И тут один зубоскал закричал:

— Бешеная собака! Берегись!

Народ переполошился. Женщины и дети завизжали. Все со страхом разбегались от Фомки, как от пугала. Вокруг него образовалось пустое пространство. Люди бранились и кричали на него. Ему стало страшно. Поджав хвост и поскуливая, он тянул носом воздух, пытаясь учуять домашних. Но не мог уловить ни запах Хенна, ни запах других членов семьи. Все куда-то пропали. На него глядели только злые, сердитые лица. Женщины угрожающе кричали, мужики размахивали руками. Из уст в уста перелетали страшные слова: чумная собака! Фомка понятия не имел, что это за собака такая. Но по тому, как люди шарахались от него в испуге, с какой злостью на него кричали, он понял, что эти слова означают нечто плохое. Фомка же, по его разумению, отнюдь не был плохой собакой. Теперь ему стало совсем невмоготу. Что эти люди хотят от него?

Вскоре выяснилось и это. На шум и крики из толпы вышел человек, схватил что-то висевшее у него сбоку и закричал:

— Поберегись! Я пристрелю ее! Бродячая собака…

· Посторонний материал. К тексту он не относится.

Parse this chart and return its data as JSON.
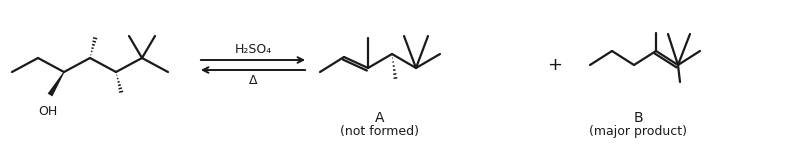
{
  "bg_color": "#ffffff",
  "line_color": "#1a1a1a",
  "line_width": 1.6,
  "fig_width": 8.0,
  "fig_height": 1.48,
  "dpi": 100,
  "label_A": "A",
  "label_A_sub": "(not formed)",
  "label_B": "B",
  "label_B_sub": "(major product)",
  "reagent_line1": "H₂SO₄",
  "reagent_line2": "Δ",
  "font_size_label": 10,
  "font_size_sub": 9,
  "font_size_reagent": 9,
  "font_size_oh": 9
}
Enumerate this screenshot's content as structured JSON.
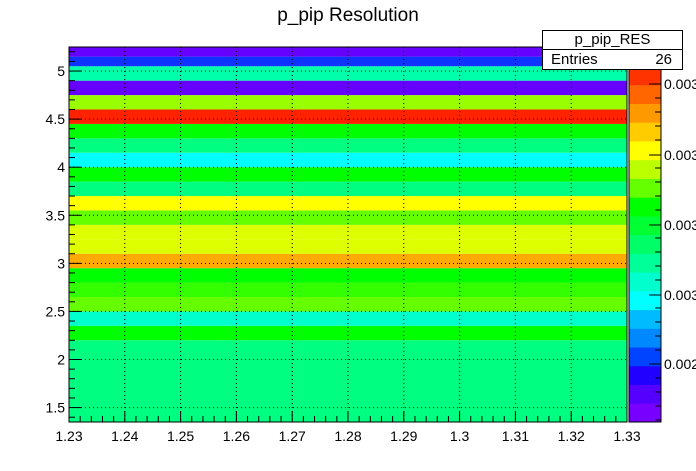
{
  "chart_data": {
    "type": "heatmap",
    "title": "p_pip Resolution",
    "xlabel": "",
    "ylabel": "",
    "xlim": [
      1.23,
      1.33
    ],
    "ylim": [
      1.35,
      5.25
    ],
    "x_ticks": [
      "1.23",
      "1.24",
      "1.25",
      "1.26",
      "1.27",
      "1.28",
      "1.29",
      "1.3",
      "1.31",
      "1.32",
      "1.33"
    ],
    "y_ticks": [
      "1.5",
      "2",
      "2.5",
      "3",
      "3.5",
      "4",
      "4.5",
      "5"
    ],
    "grid": true,
    "colorbar_labels": [
      "0.003",
      "0.003",
      "0.003",
      "0.003",
      "0.002"
    ],
    "bands": [
      {
        "y0": 1.35,
        "y1": 2.2,
        "color": "#00ff80"
      },
      {
        "y0": 2.2,
        "y1": 2.35,
        "color": "#00ff00"
      },
      {
        "y0": 2.35,
        "y1": 2.5,
        "color": "#00ffcc"
      },
      {
        "y0": 2.5,
        "y1": 2.65,
        "color": "#66ff00"
      },
      {
        "y0": 2.65,
        "y1": 2.8,
        "color": "#33ff00"
      },
      {
        "y0": 2.8,
        "y1": 2.95,
        "color": "#00ff00"
      },
      {
        "y0": 2.95,
        "y1": 3.1,
        "color": "#ffaa00"
      },
      {
        "y0": 3.1,
        "y1": 3.25,
        "color": "#ddff00"
      },
      {
        "y0": 3.25,
        "y1": 3.4,
        "color": "#ddff00"
      },
      {
        "y0": 3.4,
        "y1": 3.55,
        "color": "#66ff00"
      },
      {
        "y0": 3.55,
        "y1": 3.7,
        "color": "#ffff00"
      },
      {
        "y0": 3.7,
        "y1": 3.85,
        "color": "#00ff80"
      },
      {
        "y0": 3.85,
        "y1": 4.0,
        "color": "#00ff00"
      },
      {
        "y0": 4.0,
        "y1": 4.15,
        "color": "#00ffff"
      },
      {
        "y0": 4.15,
        "y1": 4.3,
        "color": "#00ff80"
      },
      {
        "y0": 4.3,
        "y1": 4.45,
        "color": "#00ff00"
      },
      {
        "y0": 4.45,
        "y1": 4.6,
        "color": "#ff2200"
      },
      {
        "y0": 4.6,
        "y1": 4.75,
        "color": "#99ff00"
      },
      {
        "y0": 4.75,
        "y1": 4.9,
        "color": "#6600ff"
      },
      {
        "y0": 4.9,
        "y1": 5.05,
        "color": "#00ffaa"
      },
      {
        "y0": 5.05,
        "y1": 5.15,
        "color": "#1133ff"
      },
      {
        "y0": 5.15,
        "y1": 5.25,
        "color": "#6600ff"
      }
    ],
    "palette": [
      "#7700ff",
      "#5500ff",
      "#2200ff",
      "#0044ff",
      "#0088ff",
      "#00bbff",
      "#00ffff",
      "#00ffcc",
      "#00ff99",
      "#00ff66",
      "#00ff33",
      "#00ff00",
      "#66ff00",
      "#bbff00",
      "#ffff00",
      "#ffcc00",
      "#ff9900",
      "#ff6600",
      "#ff3300"
    ]
  },
  "statbox": {
    "name": "p_pip_RES",
    "entries_label": "Entries",
    "entries_value": "26"
  }
}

И над Фомкиным ухом что-то просвистело. Что-то вонзилось рядом в мягкую землю, словно бросили очень острый камень. За броском последовал грохот, и у Фомки заложило уши. Он ничего не мог понять, только инстинктивно почувствовал, что ему следует спрятаться. И он кинулся под ноги первым попавшимся людям. В толпу ничем нельзя было бросить. Люди расступались перед ним в стороны, а за ними остался человек со страшным предметом. Фомке удалось скрыться.

От одного из прилавков к нему навстречу бросился Хенн.

— Фомка! Иди ко мне, пес! — позвал он, протягивая к нему руки.

Быстрее молнии Фомка прыгнул к Хенну и заскулил, озираясь по сторонам.

Но тут же рядом очутился злой человек со своим страшным орудием.

— Твоя собака? — спросил он сурово.

— Моя… А вам-то что?

— Разве ты не знаешь, что собаки должны быть на привязи? А бродячих собак пристреливают. Чума ходит.

— Нет, это не бродячая собака, — погладил Хенн Фомку. — Просто увязалась из дому.

Человек спросил у Хенна фамилию, вытащил из кармана бумагу и стал писать.

— Тебе придется уплатить штраф, — сообщил он.

— У меня нет денег, — пожаловался Хенн.

— Мать с отцом на ярмарке?

— Да.

— Тогда разыщем их. Посмотрим, что тебе отец скажет… А ты, парень, смотри, чтоб впредь собаку с собой в люди не брал. Народ прав: бродячие собаки внушают опасение.

Дрожа всем телом, Фомка прислушивался к этому разговору. От его храбрости не осталось и следа перед огромным скоплением народа и перед этим свирепым человеком. Слишком беспомощным и жалким был здесь Фомка. Он очень боялся, как бы Хенн снова не опустил его на землю, а сам куда-нибудь не исчез.

Но Хенн держал его на руках. Медленно продвигаясь в толпе, он направлялся в сторону телеги. Тут они и увидели отца. Узнав, в чем дело, отец проворчал сердито:

— Вот и возьми этого Фомку — умная да толковая собака! А вон какой номер выкинул!

Но он не особенно рассердился, потому что чувствовал вину и за собой: ведь сам разрешил Фомке сопровождать их. Заплатил штраф, вздохнул и сказал:

— Ты, сынок, останешься теперь с ним здесь, у телеги. И смотри, чтобы он опять куда-нибудь не удрал. — А Фомке погрозил прутиком: — Только попробуй!